Complete recovery after a transorbital penetrating head injury

Transorbital penetrating head injury (PHI) is a rare occurrence but can have severe consequences. While it represents a small percentage of all head injuries, it accounts for a higher proportion of PHIs in both adults and children. The outcomes of these injuries are often associated with significant morbidity and mortality. This case reports a transorbital PHI in a child who had a remarkably positive outcome. 


A 7-year-old boy sustained a PHI when he fell onto a garden spike while climbing a fence. Immediately after the fall, his mother noted that the child had slurred speech. However, he did not experience any fainting episodes. 


His vaccinations were up to date, including TT.


The child was brought to the emergency department. Physical examination revealed right eye contusion, periorbital swelling, and abrasion below the right eyebrow. No abnormalities were detected on the neurological examination, mild dysarthria, and some minor right-sided weakness. 


Investigations included:


Computed tomography (CT)

intraparenchymal hemorrhage in the right frontal basal lobe

CT angiography (CTA)

Associated linear tract extending from the posterior aspect of the hematoma to the left parietal lobe through the genu of the corpus callosum, left globus pallidus, anterior limb of the internal capsule, and left posterior insula, as well as a right orbital roof fracture and focal subarachnoid hemorrhage (SAH)



The garden spike had lodged and penetrated his right orbit on top of his globe, pierced the bony superior orbital roof, bypassing the anterior cerebral arteries and sparing the posterior limb of the internal capsule, and rested on the contralateral side in the left superior temporal gyrus. 
Ophthalmological examination showed no visual impairment but minor subconjunctival hemorrhage. 


The boy was immediately hospitalized and treated with a prophylactic 5-day course of antibiotics (meropenem and amphotericin) to protect against early and delayed infection from the foreign body. 

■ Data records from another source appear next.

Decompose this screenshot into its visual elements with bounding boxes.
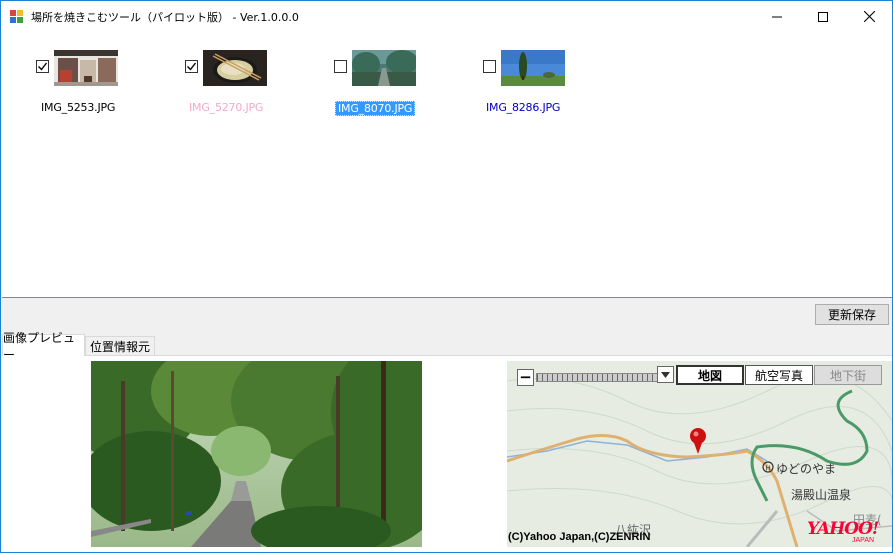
photo-checkbox[interactable]: [185, 60, 198, 73]
maximize-button[interactable]: [800, 1, 846, 32]
close-icon: [863, 11, 875, 22]
photo-checkbox[interactable]: [483, 60, 496, 73]
svg-text:H: H: [766, 465, 771, 473]
list-item[interactable]: IMG_8070.JPG: [334, 50, 474, 120]
photo-thumbnail[interactable]: [352, 50, 416, 86]
tab-location-source[interactable]: 位置情報元: [85, 336, 155, 356]
window-title: 場所を焼きこむツール（パイロット版） - Ver.1.0.0.0: [31, 11, 299, 24]
list-item[interactable]: IMG_5253.JPG: [36, 50, 176, 120]
location-map[interactable]: H − 地図 航空写真 地下街 ゆどのやま 湯殿山温泉 八紘沢 田麦( (C)Y…: [507, 361, 892, 547]
minimize-icon: [772, 16, 782, 17]
photo-checkbox[interactable]: [36, 60, 49, 73]
photo-thumbnail[interactable]: [54, 50, 118, 86]
close-button[interactable]: [846, 1, 892, 32]
app-icon: [10, 10, 24, 23]
photo-list[interactable]: IMG_5253.JPG IMG_5270.JPG IMG_8070.JPG I…: [2, 32, 892, 298]
map-type-map-button[interactable]: 地図: [676, 365, 744, 385]
photo-filename[interactable]: IMG_5253.JPG: [41, 101, 115, 114]
title-bar: 場所を焼きこむツール（パイロット版） - Ver.1.0.0.0: [1, 1, 892, 32]
photo-filename[interactable]: IMG_8286.JPG: [486, 101, 560, 114]
image-preview: [91, 361, 422, 547]
tab-image-preview[interactable]: 画像プレビュー: [2, 331, 85, 362]
tab-panel: H − 地図 航空写真 地下街 ゆどのやま 湯殿山温泉 八紘沢 田麦( (C)Y…: [2, 355, 892, 552]
update-save-button[interactable]: 更新保存: [815, 304, 889, 325]
map-type-underground-button[interactable]: 地下街: [814, 365, 882, 385]
zoom-slider[interactable]: [536, 373, 664, 382]
yahoo-logo: YAHOO!: [807, 519, 879, 539]
map-label-onsen: 湯殿山温泉: [791, 488, 852, 502]
check-icon: [187, 62, 197, 71]
maximize-icon: [818, 11, 828, 22]
zoom-knob[interactable]: [657, 366, 674, 383]
list-item[interactable]: IMG_5270.JPG: [185, 50, 325, 120]
map-type-aerial-button[interactable]: 航空写真: [745, 365, 813, 385]
main-window: 場所を焼きこむツール（パイロット版） - Ver.1.0.0.0 IMG_525…: [0, 0, 893, 553]
map-label-yudonoyama: ゆどのやま: [776, 462, 837, 476]
photo-thumbnail[interactable]: [203, 50, 267, 86]
yahoo-logo-sub: JAPAN: [852, 537, 875, 544]
photo-filename[interactable]: IMG_8070.JPG: [335, 101, 416, 116]
photo-filename[interactable]: IMG_5270.JPG: [189, 101, 263, 114]
minimize-button[interactable]: [754, 1, 800, 32]
zoom-out-button[interactable]: −: [517, 369, 534, 386]
photo-thumbnail[interactable]: [501, 50, 565, 86]
photo-checkbox[interactable]: [334, 60, 347, 73]
map-copyright: (C)Yahoo Japan,(C)ZENRIN: [508, 531, 651, 543]
check-icon: [38, 62, 48, 71]
list-item[interactable]: IMG_8286.JPG: [483, 50, 623, 120]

His follow-up CT/CTA – 8 hours later, showed a stable focus of intraparenchymal hemorrhage in the right basal frontal lobe. His clinical and radiographic follow-up post 6 months was unremarkable. 


The child was followed-up until 18 months after injury; he had recovered with occasional headaches and no learning of cognitive deficits. His speech had normalized. 


Most penetrating injuries such as this will have serious lifelong consequences, but here was a case of the passage of a sharp object that traversed the midline yet sparing all significant neuroanatomical pathways, leading to complete recovery in follow-up. Relevant outcome-determining factors are early adequate vascular imaging to rule out vascular injury as well as foreign body retrieval and antibiotic prevention against infections.